Looked at CRS alert log, CRSD logs and CSSD logs, there were heaps of information but not quite useful to nail down the issue. Could not see any error messages

Also, looked at

RAC ASM instances crash with ORA-29702 when multiple ASM instances start(ed) [ID 733262.1]

There it was mentioned, when using multiple NIC for cluster interconnect and if they are not bonded properly it could cause issues and that could be seen in the alert logs.

In our case NIC bonding was done properly. We have configured and bonded as below
• eth0 and eth1 bonded as bond0 – for public and
• eth2 and eth3 bonded as bond1 – for cluster interconnect

and alert log showed they were configured fine.

Interface type 1 bond1 192.xxx.x.x configured from OCR for use as a cluster interconnect
Interface type 1 bond0 xx.x.x.x configured from OCR for use as a public interface

If NIC bonding not done properly then you would see multiple entries for cluser interconnect in the alert log.

Well,though this was not the issue in our case but it gave me a lead to identify the root cause of the problem. As it was mentioned about bonding I wanted to check both channel bonding interface (ifcdfg-bond0 & ifcfg-bond1) and Ethernet interface configurations (ifcfg-eth0, ifcfg-eth1, ifcfg-eth2 & ifcfg-eth3)

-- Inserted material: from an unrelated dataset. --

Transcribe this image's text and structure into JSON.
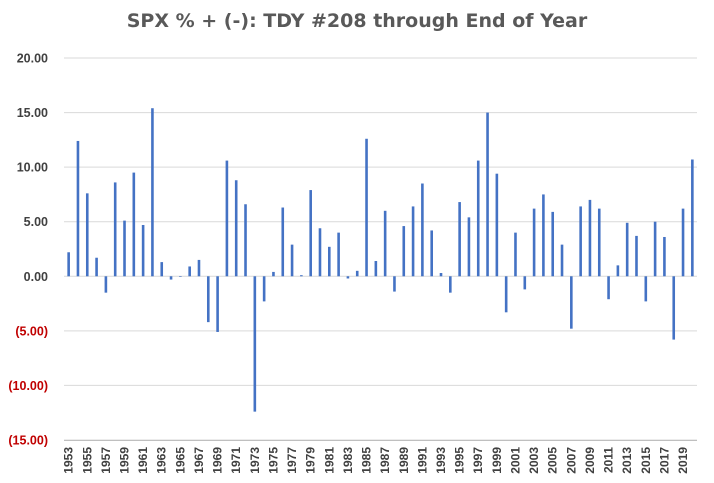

Well, all configuration files were good except for ifcfg-bond1 file and the entries were as below,

root@node1>cat ifcfg-bond1

DEVICE=bond1
IPADDR=xxx.xxx.xx.x
NETMASK=255.xxx.x.x
USERCTL=no
BOOTPROTO=none
ONBOOT=yes
TYPE=ethernet

On the 1st look they seem to be fine but when compared to ifcfg-bond0 the problem was obvious. Ifcfg-bond0 entries were as below,

root@node1> cat ifcfg-bond0
DEVICE=bond0
BOOTPROTO=none
ONBOOT=yes
NETMASK=255.xxx.x.x
IPADDR=xx.x.x.x
GATEWAY=xx.x.x.x
USERCTL=no
TYPE=BOND

If you look at line entry TYPE it’s mentioned as “TYPE=ethernet” in Ifcfg-bond1 and “TYPE=BOND” In Ifcfg-bond0.

Bingo…changed the configuration file and rebooted the server and all components came up fine. CRS, ASM and DB started and working fine.

But trying to find out why it worked fine during the installation and then stopped working suddenly.